Suara.com - Himpunan Pengusaha Muda Indonesia (HIPMI) mendesak pemerintah segera melegalkan dan mengakomodasi transportasi umum berbasi aplikasi atau online dalam aturan perundang-undangan. HIPMI juga optimis bahwa transportasi berbasis online meskipun telah dilegalkan dan harus membayar pajak, tetap akan lebih murah dibanding transportasi umum konvensional.

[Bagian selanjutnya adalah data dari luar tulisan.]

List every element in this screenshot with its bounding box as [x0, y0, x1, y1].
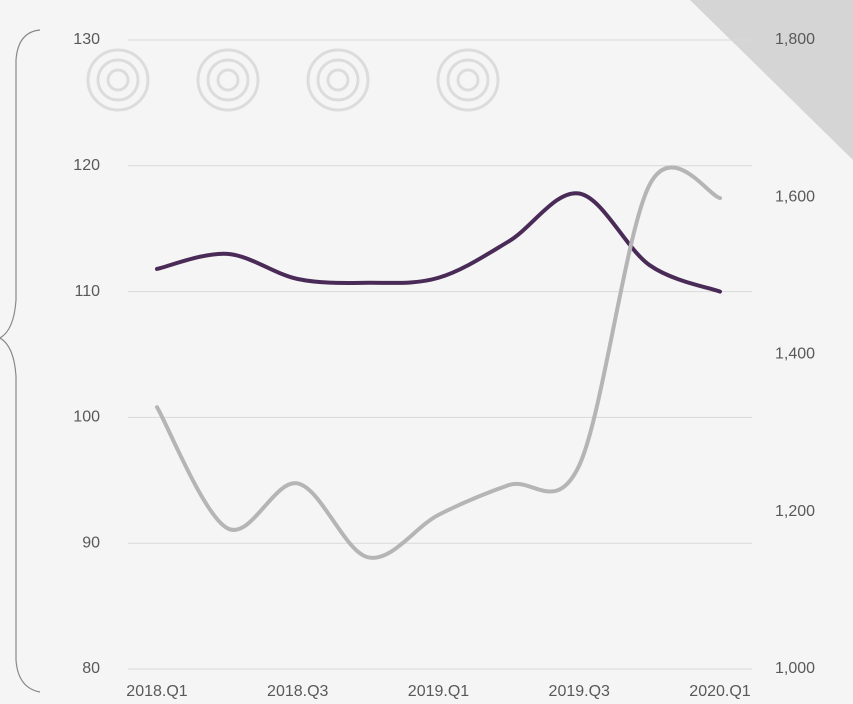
line	[155, 165, 722, 560]
y2-tick-label: 1,400	[775, 346, 815, 363]
x-tick-label: 2018.Q3	[267, 683, 328, 700]
x-tick-label: 2019.Q1	[408, 683, 469, 700]
y2-tick-label: 1,800	[775, 31, 815, 48]
y-tick-label: 100	[73, 409, 100, 426]
y-tick-label: 90	[82, 534, 100, 551]
x-tick-label: 2019.Q3	[549, 683, 610, 700]
y2-tick-label: 1,200	[775, 503, 815, 520]
y-tick-label: 80	[82, 660, 100, 677]
x-tick-label: 2020.Q1	[689, 683, 750, 700]
x-tick-label: 2018.Q1	[126, 683, 187, 700]
y2-tick-label: 1,000	[775, 660, 815, 677]
y-tick-label: 130	[73, 31, 100, 48]
line	[155, 191, 722, 294]
y-tick-label: 120	[73, 157, 100, 174]
y2-tick-label: 1,600	[775, 188, 815, 205]
y-tick-label: 110	[74, 283, 100, 300]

Menurut Ketua Bidang Organisasi, Kaderisasi, dan Keanggotaan (HIPMI) Anggawira, pemerintah sebaiknya tak hanya meminta para penyedia jasa transportasi umum online untuk mengurus izin badan hukum dan membayar pajak. "Harus dilakukan pembenahan secara menyeluruh. Undang-undang Nomer 22 Tahun 2009 Tentang Lalu Lintas dan Angkutan Jalan (LLAJ) memang harus direvisi. Karena memang perkembangan teknologi akan selalu lebih cepat dibanding aturan hukum," kata Angga saat dihubungi Suara.com, Jumat (25/3/2016).

Angga juga menampik bahwa terjadi persaingan yang tidak sehat antara transportasi umum konvensional dengan transportasi umum berbasis online dalam hal tarif. Menurutnya, tuduhan bahwa transportasi umum berbasis online ilegal karena tidak membayar pajak bukan hal yang tepat. "Para penyedia jasa transportasi berbasis online memang tidak bayar pajak karena belum ada aturannya. Kalau sudah ada, saya kira mereka akan mengikuti. Kalau memang belum ada, buat apa membayar karena itu akan membebani biaya operasional," ujar Angga.

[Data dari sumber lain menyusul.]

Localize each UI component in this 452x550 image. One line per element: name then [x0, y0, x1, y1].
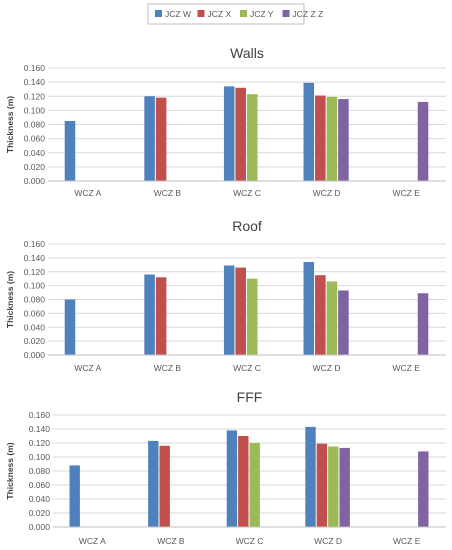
bar-jcz-z-z-wcz-d	[338, 290, 349, 355]
y-tick-label: 0.100	[24, 105, 46, 115]
bar-jcz-x-wcz-b	[155, 97, 167, 181]
bar-jcz-x-wcz-d	[315, 275, 326, 355]
x-tick-label: WCZ D	[313, 363, 341, 373]
x-tick-label: WCZ B	[157, 536, 185, 546]
bar-jcz-y-wcz-c	[249, 443, 260, 527]
y-tick-label: 0.000	[24, 350, 46, 360]
legend-label-jcz-w: JCZ W	[165, 9, 191, 19]
bar-jcz-z-z-wcz-d	[338, 99, 349, 181]
bar-jcz-z-z-wcz-e	[418, 451, 429, 527]
x-tick-label: WCZ E	[393, 536, 421, 546]
y-tick-label: 0.060	[29, 480, 51, 490]
x-tick-label: WCZ E	[393, 188, 421, 198]
y-tick-label: 0.040	[24, 148, 46, 158]
bar-jcz-x-wcz-d	[315, 95, 326, 181]
y-tick-label: 0.020	[24, 336, 46, 346]
legend-swatch-jcz-x	[197, 10, 205, 17]
legend-label-jcz-y: JCZ Y	[250, 9, 274, 19]
y-tick-label: 0.120	[29, 438, 51, 448]
x-tick-label: WCZ C	[233, 188, 261, 198]
bar-jcz-x-wcz-d	[316, 443, 328, 527]
bar-jcz-y-wcz-c	[247, 278, 258, 355]
y-tick-label: 0.120	[24, 91, 46, 101]
bar-jcz-z-z-wcz-e	[417, 293, 429, 355]
y-tick-label: 0.160	[24, 63, 46, 73]
legend: JCZ W JCZ X JCZ Y JCZ Z Z	[147, 3, 324, 25]
bar-jcz-w-wcz-b	[144, 274, 155, 355]
chart-fff: FFF Thickness (m) 0.000 0.020 0.040 0.060 0.08…	[5, 389, 446, 546]
x-tick-label: WCZ A	[79, 536, 106, 546]
y-tick-label: 0.020	[29, 508, 51, 518]
bar-jcz-z-z-wcz-e	[417, 101, 429, 181]
bar-jcz-w-wcz-c	[223, 86, 235, 181]
y-tick-label: 0.160	[24, 239, 46, 249]
bar-jcz-w-wcz-d	[303, 262, 315, 355]
x-tick-label: WCZ A	[74, 363, 101, 373]
y-tick-label: 0.120	[24, 267, 46, 277]
bar-jcz-y-wcz-d	[326, 96, 338, 181]
chart-title: FFF	[237, 389, 263, 405]
x-tick-label: WCZ B	[154, 188, 182, 198]
y-axis-label: Thickness (m)	[5, 96, 15, 153]
bar-jcz-w-wcz-b	[144, 96, 155, 181]
x-tick-label: WCZ B	[154, 363, 182, 373]
bar-jcz-y-wcz-d	[328, 446, 339, 527]
x-tick-label: WCZ C	[236, 536, 264, 546]
bar-jcz-w-wcz-a	[64, 299, 76, 355]
bar-jcz-x-wcz-c	[235, 267, 246, 355]
bar-jcz-y-wcz-d	[326, 281, 338, 355]
y-tick-label: 0.060	[24, 308, 46, 318]
bar-jcz-z-z-wcz-d	[339, 447, 350, 527]
y-tick-label: 0.000	[24, 176, 46, 186]
y-tick-label: 0.100	[24, 281, 46, 291]
x-tick-label: WCZ D	[314, 536, 342, 546]
x-tick-label: WCZ A	[74, 188, 101, 198]
bar-jcz-x-wcz-c	[235, 87, 246, 181]
charts: Walls Thickness (m) 0.000 0.020 0.040 0.060 0.…	[5, 45, 446, 546]
bar-jcz-w-wcz-b	[148, 440, 159, 527]
y-tick-label: 0.140	[24, 253, 46, 263]
y-tick-label: 0.000	[29, 522, 51, 532]
x-tick-label: WCZ E	[393, 363, 421, 373]
x-tick-label: WCZ D	[313, 188, 341, 198]
y-tick-label: 0.140	[24, 77, 46, 87]
bar-jcz-y-wcz-c	[247, 94, 258, 181]
legend-swatch-jcz-w	[155, 10, 162, 17]
y-tick-label: 0.160	[29, 410, 51, 420]
y-tick-label: 0.080	[24, 120, 46, 130]
legend-box	[147, 3, 305, 25]
bar-jcz-w-wcz-a	[64, 120, 76, 181]
y-tick-label: 0.080	[29, 466, 51, 476]
chart-roof: Roof Thickness (m) 0.000 0.020 0.040 0.060 0.0…	[5, 218, 446, 373]
y-tick-label: 0.020	[24, 162, 46, 172]
legend-label-jcz-z-z: JCZ Z Z	[293, 9, 324, 19]
bar-jcz-w-wcz-c	[223, 265, 235, 355]
legend-label-jcz-x: JCZ X	[208, 9, 232, 19]
chart-walls: Walls Thickness (m) 0.000 0.020 0.040 0.060 0.…	[5, 45, 446, 198]
y-axis-label: Thickness (m)	[5, 271, 15, 328]
bar-jcz-x-wcz-b	[155, 277, 167, 355]
bar-jcz-x-wcz-c	[238, 436, 249, 527]
y-tick-label: 0.040	[24, 322, 46, 332]
chart-title: Walls	[230, 45, 264, 61]
y-axis-label: Thickness (m)	[5, 442, 15, 499]
bar-jcz-w-wcz-c	[226, 430, 238, 527]
bar-jcz-x-wcz-b	[159, 445, 170, 527]
y-tick-label: 0.060	[24, 134, 46, 144]
y-tick-label: 0.140	[29, 424, 51, 434]
y-tick-label: 0.080	[24, 295, 46, 305]
bar-jcz-w-wcz-d	[305, 426, 316, 527]
chart-title: Roof	[232, 218, 262, 234]
legend-swatch-jcz-y	[240, 10, 247, 17]
y-tick-label: 0.040	[29, 494, 51, 504]
bar-jcz-w-wcz-d	[303, 82, 315, 181]
bar-jcz-w-wcz-a	[69, 465, 80, 527]
x-tick-label: WCZ C	[233, 363, 261, 373]
y-tick-label: 0.100	[29, 452, 51, 462]
legend-swatch-jcz-z-z	[282, 10, 290, 17]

Bahkan jika para penyedia jasa transportasi umum berbasis online sudah semuaya berbadan hukum dan membayar pajak, ia meyakini tarifnya kepada konsumen tetap akan lebih murah. Karena dari segi biaya operasional, transportasi umum berbasis online jauh lebih efisien. Mereka hanya menyediakan aplikasi, sementara armada sepeda motor ataupun mobil adalah milik pribadi dari para driver yang menjadi mitra. "Beda dengan transportasi umum konvensional yang harus melakukan pengadaan armada dalam jumlah besar. Butuh pinjaman dari lembaga keuangan sehingga kena beban bunga. Belum lagi biaya perawatan secara berkala," tutup Angga. 

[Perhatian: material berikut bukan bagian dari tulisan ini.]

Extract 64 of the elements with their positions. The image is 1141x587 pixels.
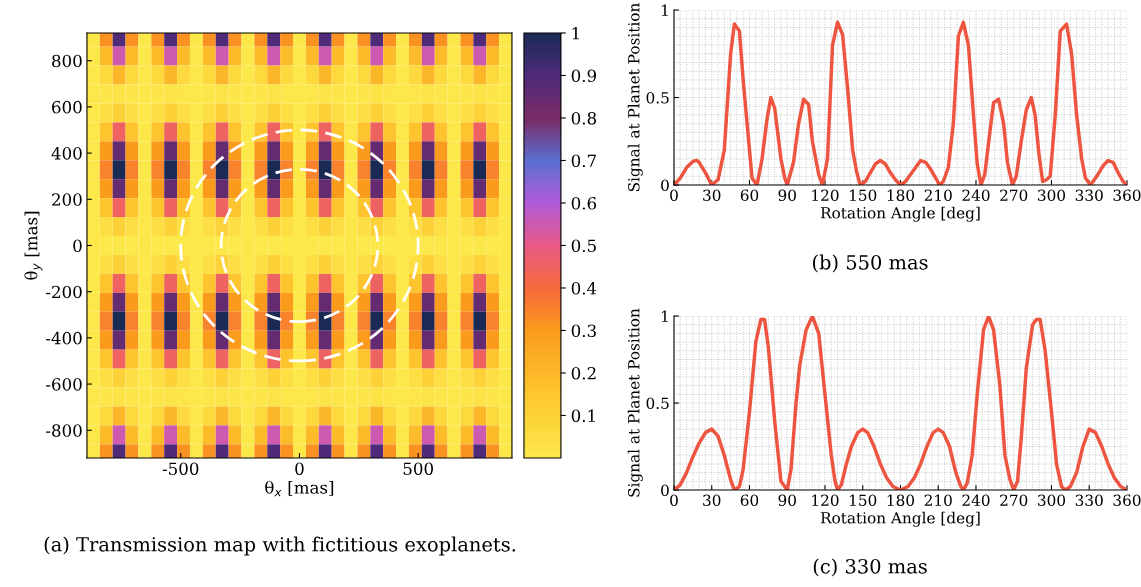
x-tick-label: 120	[812, 189, 839, 202]
y-tick-label: -400	[46, 331, 82, 345]
color-bar-label: 0.5	[571, 239, 596, 253]
color-bar-label: 0.4	[571, 281, 597, 295]
y-tick-label: 0.5	[646, 397, 669, 410]
x-tick-label: 330	[1075, 189, 1103, 202]
y-axis-title: Signal at Planet Position	[627, 308, 643, 497]
color-bar-label: 0.9	[571, 69, 597, 83]
y-tick-label: 1	[661, 310, 668, 322]
x-tick-label: 150	[850, 494, 877, 507]
y-tick-label: -600	[46, 378, 82, 391]
x-tick-label: 270	[1000, 494, 1028, 507]
color-bar-label: 0.8	[571, 111, 597, 125]
text: (b) 550 mas	[812, 254, 928, 273]
x-tick-label: 90	[778, 189, 796, 202]
color-bar-label: 0.3	[571, 324, 596, 338]
x-axis-title: Rotation Angle [deg]	[820, 206, 980, 222]
x-tick-label: 60	[740, 189, 759, 202]
y-tick-label: -800	[46, 424, 82, 437]
x-tick-label: 360	[1113, 494, 1141, 507]
text: (a) Transmission map with fictitious exoplanets.	[44, 536, 516, 556]
y-tick-label: 0	[661, 484, 669, 497]
x-tick-label: 300	[1038, 494, 1066, 507]
text: (c) 330 mas	[813, 558, 927, 577]
line-series	[673, 316, 1127, 491]
x-tick-label: 60	[740, 494, 759, 507]
y-tick-label: 200	[52, 193, 82, 206]
y-tick-label: 1	[661, 4, 668, 16]
x-tick-label: 300	[1038, 189, 1066, 202]
x-tick-label: 30	[703, 494, 721, 507]
x-tick-label: 30	[703, 189, 721, 202]
x-tick-label: -500	[162, 462, 199, 476]
x-tick-label: 180	[887, 494, 915, 507]
y-tick-label: 0	[661, 179, 669, 192]
y-tick-label: 0	[73, 239, 82, 253]
y-tick-label: -200	[46, 285, 82, 299]
x-tick-label: 120	[812, 494, 839, 507]
y-tick-label: 600	[52, 100, 82, 114]
x-tick-label: 150	[850, 189, 877, 202]
y-tick-label: 800	[52, 54, 82, 68]
y-axis-title: θ$_{y}$ [mas]	[24, 211, 43, 280]
x-tick-label: 0	[670, 189, 678, 202]
color-bar-label: 0.7	[571, 154, 596, 168]
y-tick-label: 0.5	[646, 92, 669, 104]
x-tick-label: 180	[887, 189, 915, 202]
color-bar-label: 0.1	[571, 409, 595, 423]
x-tick-label: 0	[670, 494, 678, 507]
x-tick-label: 240	[962, 494, 990, 507]
x-tick-label: 500	[403, 462, 433, 476]
color-bar-label: 0.2	[571, 366, 596, 380]
x-axis-title: Rotation Angle [deg]	[820, 511, 980, 527]
x-axis-title: θ$_{x}$ [mas]	[265, 480, 334, 497]
x-tick-label: 210	[924, 189, 952, 202]
color-bar-label: 0.6	[571, 196, 597, 210]
x-tick-label: 0	[295, 462, 304, 476]
x-tick-label: 330	[1075, 494, 1103, 507]
color-bar-label: 1	[572, 26, 579, 40]
x-tick-label: 90	[778, 494, 796, 507]
y-axis-title: Signal at Planet Position	[627, 3, 643, 192]
x-tick-label: 360	[1113, 189, 1141, 202]
x-tick-label: 240	[962, 189, 990, 202]
y-tick-label: 400	[51, 147, 82, 160]
x-tick-label: 270	[1000, 189, 1028, 202]
x-tick-label: 210	[924, 494, 952, 507]
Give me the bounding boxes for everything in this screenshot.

Sebelumnya, Menteri Perhubungan Ignasius Jonan menegaskan, penyelesaian kisruh transportasi berbasis online tidak perlu sampai mengubah Undang-undang Nomer 22 Tahun 2009 Tentang LLAJ. Pernyataan Jonan tersebut bertentangan dengan pernyataan Menteri Koordinator Politik Hukum dan Keamanan Luhut Binsar Pandjaitan yang sedang menelaah celah untuk merevisi UU LLAJ

Mantan Direktur Utama PT Kereta Api Indonesia (KAI) tersebut menegaskan bahwa UU LLAJ sudah sangat jelas mengatur sarana dan prasarana tranportasi. Oleh karena itu, semua ketentuan angkutan umum, termasuk angkutan yang dipakai Uber dan GrabCar harus memenuhi aturan yang tertera di UU LLAJ. Ia membantah bahwa Kementerian Perhubungan menentang adanya aplikasi. Menurutnya, aplikasi tidak masalah selama armada yang dipergunakan memenuhi syarat dan ketentuan yang berlaku sebagaimana transportasi online lainnya.